I wish I could, but I just don’t believe the sappy nonsense Bush used to promulgate, and which we now hear from Obama, about every heart yearning for freedom. My experience and reading tells me that many hearts yearn instead for order and rules, whether imposed by authoritarian governments or theocracies.
We need to work to change those hearts, to promote democracy. But we need to deal with the world we find. If we knew, as we did, that pushing aside Mubarak may well lead to the Islamic Republic of Egypt while informing our other allies that we are unreliable, then we needed to work to keep Mubarak in place.

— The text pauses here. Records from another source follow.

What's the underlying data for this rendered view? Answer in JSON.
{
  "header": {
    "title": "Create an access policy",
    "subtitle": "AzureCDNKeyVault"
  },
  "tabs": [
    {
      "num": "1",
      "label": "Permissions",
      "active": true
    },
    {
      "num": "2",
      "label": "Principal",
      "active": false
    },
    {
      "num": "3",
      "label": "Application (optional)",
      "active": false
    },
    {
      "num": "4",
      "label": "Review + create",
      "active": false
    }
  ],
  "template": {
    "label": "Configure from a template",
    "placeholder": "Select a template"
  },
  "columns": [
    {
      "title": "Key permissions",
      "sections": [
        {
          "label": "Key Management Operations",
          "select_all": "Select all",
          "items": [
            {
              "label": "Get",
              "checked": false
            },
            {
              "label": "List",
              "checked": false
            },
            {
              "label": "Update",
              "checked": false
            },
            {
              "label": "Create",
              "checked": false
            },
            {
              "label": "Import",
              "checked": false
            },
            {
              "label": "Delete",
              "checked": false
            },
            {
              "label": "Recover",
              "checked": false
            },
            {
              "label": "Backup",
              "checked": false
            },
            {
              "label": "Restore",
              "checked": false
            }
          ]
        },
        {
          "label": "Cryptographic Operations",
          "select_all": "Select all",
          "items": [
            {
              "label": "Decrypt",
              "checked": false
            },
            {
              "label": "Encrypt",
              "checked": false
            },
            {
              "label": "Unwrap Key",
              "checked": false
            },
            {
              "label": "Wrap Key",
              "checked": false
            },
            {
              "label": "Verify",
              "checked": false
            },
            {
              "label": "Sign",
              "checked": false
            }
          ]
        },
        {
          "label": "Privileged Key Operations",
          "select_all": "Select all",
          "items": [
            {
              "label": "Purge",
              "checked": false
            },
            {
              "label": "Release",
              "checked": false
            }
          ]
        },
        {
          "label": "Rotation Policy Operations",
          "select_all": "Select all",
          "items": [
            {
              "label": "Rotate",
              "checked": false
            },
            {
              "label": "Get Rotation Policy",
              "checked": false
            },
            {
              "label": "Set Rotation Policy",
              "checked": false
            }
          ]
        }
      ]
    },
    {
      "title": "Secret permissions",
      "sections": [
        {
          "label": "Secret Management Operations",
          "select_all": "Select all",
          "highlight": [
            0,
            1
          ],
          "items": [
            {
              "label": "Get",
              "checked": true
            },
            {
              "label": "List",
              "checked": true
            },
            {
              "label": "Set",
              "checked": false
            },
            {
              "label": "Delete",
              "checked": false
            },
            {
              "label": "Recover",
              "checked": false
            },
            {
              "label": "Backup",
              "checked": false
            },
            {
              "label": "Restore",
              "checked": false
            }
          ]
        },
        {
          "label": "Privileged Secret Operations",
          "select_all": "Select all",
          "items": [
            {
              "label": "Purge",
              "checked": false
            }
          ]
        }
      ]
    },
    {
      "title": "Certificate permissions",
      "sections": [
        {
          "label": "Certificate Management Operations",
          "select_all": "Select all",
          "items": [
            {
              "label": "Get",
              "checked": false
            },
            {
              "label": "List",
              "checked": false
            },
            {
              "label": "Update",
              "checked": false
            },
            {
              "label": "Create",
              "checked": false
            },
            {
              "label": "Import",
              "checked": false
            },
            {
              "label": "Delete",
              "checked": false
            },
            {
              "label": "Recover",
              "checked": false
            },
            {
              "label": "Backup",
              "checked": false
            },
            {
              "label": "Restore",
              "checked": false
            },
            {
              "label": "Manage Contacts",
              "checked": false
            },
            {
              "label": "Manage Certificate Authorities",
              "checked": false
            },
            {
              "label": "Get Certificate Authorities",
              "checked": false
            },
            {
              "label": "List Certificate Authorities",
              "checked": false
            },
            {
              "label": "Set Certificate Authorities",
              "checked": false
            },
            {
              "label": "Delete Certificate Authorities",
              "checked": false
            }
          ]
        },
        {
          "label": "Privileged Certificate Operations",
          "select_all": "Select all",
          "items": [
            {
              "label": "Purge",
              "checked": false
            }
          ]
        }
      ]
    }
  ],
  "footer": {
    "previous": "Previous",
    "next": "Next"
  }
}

Democracy and freedom are long term goals. As societies change, they will be ready for democracies that don’t install Hamas or the Muslim Brotherhood in power. But we should not signal to the world that we are the squeaky clean apostles of Jeffersonian values, which is what, despite a few caveats in his speech, Obama suggests.
Our priority is what works best for America. To pretend otherwise only invites contempt.